The Philippine gaming industry earned 78 Trillion PHP back in 2020 and is expected to grow to 121 Trillion PHP by 2027. However, while the PH Gaming Industry is highly valued, local game developers struggle to succeed as stakeholders within the ecosystem.
According to the flowchart, a player can either finish a game or drop it even before finishing it. And so, the team decided to focus on player retention to assess the likeliness that a game would succeed.
Since the nature of the project is classification, the team first looked at the correlation of the features to ensure that there is no multicollinearity and that they were using features that had a relationship with the target variable.
The dataset was scraped from both RAWG API and Steam API, which had a total of 30,251 total number of games, then was later on cut-down to 13,280 after pre-processing.
The team ultimately decided to use a Gradient Boosting Algorithm to model the data. They also utilized SHAP, a game theoretic package that is used to explain the output of any machine learning package, and found that the top features that contributed the most to the results are “to_play”, “no_of_reviews'', “dropped”, and “playtime”. Higher values of these features, except for “dropped”, all contributed to the positive prediction of the model.
In summary, organizations such as The Game Developers Association of the Phillipines (GDAP) should focus on four main features based on the model: to_play, review_count, dropped, and playtime.
Another helpful tactic is to establish an online presence by creating social media pages or press releases for their games. Lastly, developers should also consistently engage in the community to figure out what gamers actually want.
For further improving the analysis:
1. Conduct a time series analysis of player data such as:
2. Use NLP for social media impact and coverage
With the two projects showcased during Demo Fest, they were all able to demonstrate their remarkable potentials in this field by creating projects in two vastly different domains. Through the VTS project, the team increased social awareness to power outages in Visayas through network analytics.

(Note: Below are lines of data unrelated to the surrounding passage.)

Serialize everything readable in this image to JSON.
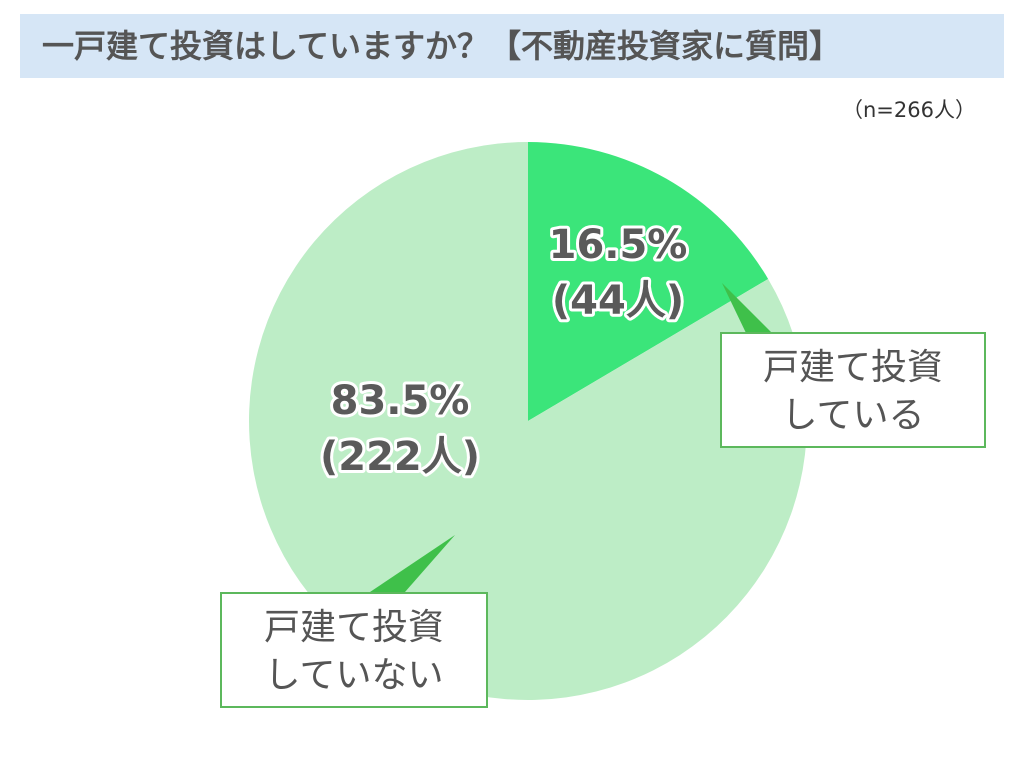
{
  "header": {
    "title": "一戸建て投資はしていますか？【不動産投資家に質問】",
    "sample_size": "（n=266人）"
  },
  "colors": {
    "title_bg": "#d6e6f6",
    "slice_invest": "#3be57a",
    "slice_no_invest": "#bdedc6",
    "callout_border": "#5cb85c",
    "pointer": "#3fc04a"
  },
  "chart_data": {
    "type": "pie",
    "title": "一戸建て投資はしていますか？【不動産投資家に質問】",
    "total": 266,
    "slices": [
      {
        "name": "戸建て投資している",
        "label_line1": "戸建て投資",
        "label_line2": "している",
        "percent": 16.5,
        "count": 44,
        "percent_text": "16.5%",
        "count_text": "(44人)"
      },
      {
        "name": "戸建て投資していない",
        "label_line1": "戸建て投資",
        "label_line2": "していない",
        "percent": 83.5,
        "count": 222,
        "percent_text": "83.5%",
        "count_text": "(222人)"
      }
    ]
  }
}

The Player Retention in the Gaming Realm project showcased that while the gaming industry still has a long journey towards data maturity, there are already numerous ways we can utilize data in order to improve the gaming experience.
As data scientists, these projects have truly sparked our curiosity, pushing us to explore new possibilities and leverage the power of data for a better world. The fellows’ journey in Eskwelabs was about merging the brilliance of data science with real human needs, aiming to create a tangible impact in people's lives and communities. To all our remarkable Fellows, congratulations and see you in the industry!